Bankruptcy Isn’t a Solution to Nonprofit World’s Woes
June 7, 2011 | Read Time: 3 minutes
The grim economic news of the past week underscores why life in the nonprofit world isn’t going to get better anytime soon. Economists agree that this will be another “jobless recovery” where the gross domestic product will continue to improve but employment figures will stagnate.
At the same time, we seem to be ready as a society to tighten our belts and go down the path of “all cuts, no new taxes” to balance state budgets as well as to trim the burgeoning federal budget deficit. It sounds good to those who believe that government is rife with waste and inefficiency.

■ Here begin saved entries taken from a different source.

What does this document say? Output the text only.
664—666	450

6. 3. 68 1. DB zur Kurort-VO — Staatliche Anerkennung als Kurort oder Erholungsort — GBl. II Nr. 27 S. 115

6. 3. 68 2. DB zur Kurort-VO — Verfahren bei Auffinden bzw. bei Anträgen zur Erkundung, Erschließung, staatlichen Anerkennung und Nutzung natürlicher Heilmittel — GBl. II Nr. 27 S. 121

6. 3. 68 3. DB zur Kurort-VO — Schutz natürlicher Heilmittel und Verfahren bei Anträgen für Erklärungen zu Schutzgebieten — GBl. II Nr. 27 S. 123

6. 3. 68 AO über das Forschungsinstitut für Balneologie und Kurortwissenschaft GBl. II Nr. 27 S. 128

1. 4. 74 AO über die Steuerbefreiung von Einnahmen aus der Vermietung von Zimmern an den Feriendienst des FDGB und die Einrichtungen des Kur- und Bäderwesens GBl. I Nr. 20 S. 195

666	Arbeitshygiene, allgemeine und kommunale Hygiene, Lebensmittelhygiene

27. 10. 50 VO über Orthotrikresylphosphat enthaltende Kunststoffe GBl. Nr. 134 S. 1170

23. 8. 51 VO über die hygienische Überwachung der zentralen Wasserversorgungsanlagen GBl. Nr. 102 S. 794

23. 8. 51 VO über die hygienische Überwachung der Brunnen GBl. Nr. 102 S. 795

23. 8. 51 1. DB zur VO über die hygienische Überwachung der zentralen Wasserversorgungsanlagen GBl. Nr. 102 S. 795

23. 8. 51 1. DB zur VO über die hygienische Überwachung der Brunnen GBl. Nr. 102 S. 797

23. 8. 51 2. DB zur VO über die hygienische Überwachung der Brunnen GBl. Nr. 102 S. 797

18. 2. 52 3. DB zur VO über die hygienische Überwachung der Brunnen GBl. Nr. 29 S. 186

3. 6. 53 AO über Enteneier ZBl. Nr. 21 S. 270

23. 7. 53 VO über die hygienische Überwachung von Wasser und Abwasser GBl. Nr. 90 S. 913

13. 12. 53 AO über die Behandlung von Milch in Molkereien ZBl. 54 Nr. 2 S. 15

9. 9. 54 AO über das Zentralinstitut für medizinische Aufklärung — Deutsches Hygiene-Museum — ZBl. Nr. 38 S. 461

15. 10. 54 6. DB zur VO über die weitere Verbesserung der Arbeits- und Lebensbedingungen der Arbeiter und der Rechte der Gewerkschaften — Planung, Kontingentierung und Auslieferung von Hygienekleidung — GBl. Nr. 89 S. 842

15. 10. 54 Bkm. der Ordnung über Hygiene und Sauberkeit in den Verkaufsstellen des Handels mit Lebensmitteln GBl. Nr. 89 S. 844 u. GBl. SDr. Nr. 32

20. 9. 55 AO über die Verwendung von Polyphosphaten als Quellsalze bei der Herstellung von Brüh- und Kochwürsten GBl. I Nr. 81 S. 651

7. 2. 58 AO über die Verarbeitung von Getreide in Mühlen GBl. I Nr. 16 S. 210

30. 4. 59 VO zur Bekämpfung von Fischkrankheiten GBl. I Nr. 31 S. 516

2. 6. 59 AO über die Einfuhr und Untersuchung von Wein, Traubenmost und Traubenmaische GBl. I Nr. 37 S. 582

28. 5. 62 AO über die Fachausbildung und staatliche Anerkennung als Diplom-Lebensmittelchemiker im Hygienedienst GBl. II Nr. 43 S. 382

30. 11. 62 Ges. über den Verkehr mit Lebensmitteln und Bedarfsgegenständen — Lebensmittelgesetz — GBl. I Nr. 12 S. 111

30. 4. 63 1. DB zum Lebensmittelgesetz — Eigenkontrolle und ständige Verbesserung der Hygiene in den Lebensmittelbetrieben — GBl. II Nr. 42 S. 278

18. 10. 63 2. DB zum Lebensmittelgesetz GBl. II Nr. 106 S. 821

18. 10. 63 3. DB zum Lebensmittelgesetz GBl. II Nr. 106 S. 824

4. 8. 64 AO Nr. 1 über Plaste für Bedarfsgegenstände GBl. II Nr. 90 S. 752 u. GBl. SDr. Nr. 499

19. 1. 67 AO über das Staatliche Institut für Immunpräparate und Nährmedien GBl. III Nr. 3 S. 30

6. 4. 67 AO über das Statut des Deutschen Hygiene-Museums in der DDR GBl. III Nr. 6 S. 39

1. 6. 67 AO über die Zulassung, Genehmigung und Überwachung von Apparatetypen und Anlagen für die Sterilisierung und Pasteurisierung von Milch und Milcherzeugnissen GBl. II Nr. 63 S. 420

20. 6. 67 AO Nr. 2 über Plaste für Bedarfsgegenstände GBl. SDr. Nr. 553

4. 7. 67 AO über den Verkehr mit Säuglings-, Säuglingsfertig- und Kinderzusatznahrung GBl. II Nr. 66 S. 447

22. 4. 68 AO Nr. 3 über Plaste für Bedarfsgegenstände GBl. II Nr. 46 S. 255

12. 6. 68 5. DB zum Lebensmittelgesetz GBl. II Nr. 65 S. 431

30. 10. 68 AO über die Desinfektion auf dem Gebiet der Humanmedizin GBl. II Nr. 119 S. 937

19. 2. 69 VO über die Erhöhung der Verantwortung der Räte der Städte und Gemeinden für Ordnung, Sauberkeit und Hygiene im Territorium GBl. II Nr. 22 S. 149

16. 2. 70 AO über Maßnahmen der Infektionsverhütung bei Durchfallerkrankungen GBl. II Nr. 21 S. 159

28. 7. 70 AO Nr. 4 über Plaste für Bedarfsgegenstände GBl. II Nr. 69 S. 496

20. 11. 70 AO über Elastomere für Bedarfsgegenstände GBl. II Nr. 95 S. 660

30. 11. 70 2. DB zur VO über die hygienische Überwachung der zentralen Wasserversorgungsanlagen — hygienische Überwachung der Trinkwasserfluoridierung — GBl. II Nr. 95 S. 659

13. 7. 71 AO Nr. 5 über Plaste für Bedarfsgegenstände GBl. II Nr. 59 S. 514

But in neighborhood after neighborhood, we will see the devastating impact of budget cuts on social services that will disproportionately punish the most vulnerable in our communities.
Nonprofits won’t be able to make up for the government reductions with money from private donors. Giving from individuals continues to be sluggish, foundation giving has not yet returned to pre-recession levels, and grant makers are closing programs they started during the recession to respond to the financial needs of nonprofits and the people they serve.
As if these massive cuts to our social safety net weren’t enough, we now see a number of nonprofits sinking below the weight of debts taken on when times were good and the future was bright and seemingly limitless.
If we want these nonprofits to continue to serve our communities, we must help them find solutions to these financial challenges, especially their debt burden. Every day the news reports show more and more nonprofits crumbling under the weight of debts.
Among the recent headlines:
Philadelphia Orchestra Goes to Bankruptcy Court
Deal Could Help Asian Art Museum in San Francisco Fend Off Bankruptcy
So what to do?
We can do nothing and blindly hope that already weak organizations somehow manage to scrape by until revenues eventually return. We can sit back and lament the “bad decisions” made by some nonprofit groups. Or we can start thinking creatively and aggressively about how to help organizations lessen or restructure their debt burden.
While bankruptcy is a real option for nonprofits, it is not a very good one. Few organizations have the capacity and ability to survive the long, difficult, and expensive process that a bankruptcy represents.
So how can we facilitate a reorganization process that doesn’t damage the local community (the ultimate “shareholders” of any nonprofit), doesn’t destroy relationships with grant makers and other supporters, and isn’t cost-prohibitive?
We must explore the role foundations can play in helping to set up guarantee programs or refinancing debt. And we should see whether the federal government can put pressure on banks to be more thoughtful about how they can help nonprofits avoid shutting their doors. There are no immediate answers to the daunting challenges. But the need is imminent and this is more than just a conversation. The stakes are incredibly high.
The real risk is not just that one, or several, nonprofits may close their doors and lay off employees, although that is the next shock wave that will reverberate in community after community as the number of nonprofits shrinks.
The real risk is that a battered woman or at-risk child will have no safe haven, that homeless veterans will lose access to mental-health services, and that the hungry will be turned away from food pantries and driven to more desperate measures. These are the risks we face–on a potentially massive scale–if we choose simply to ignore this challenge.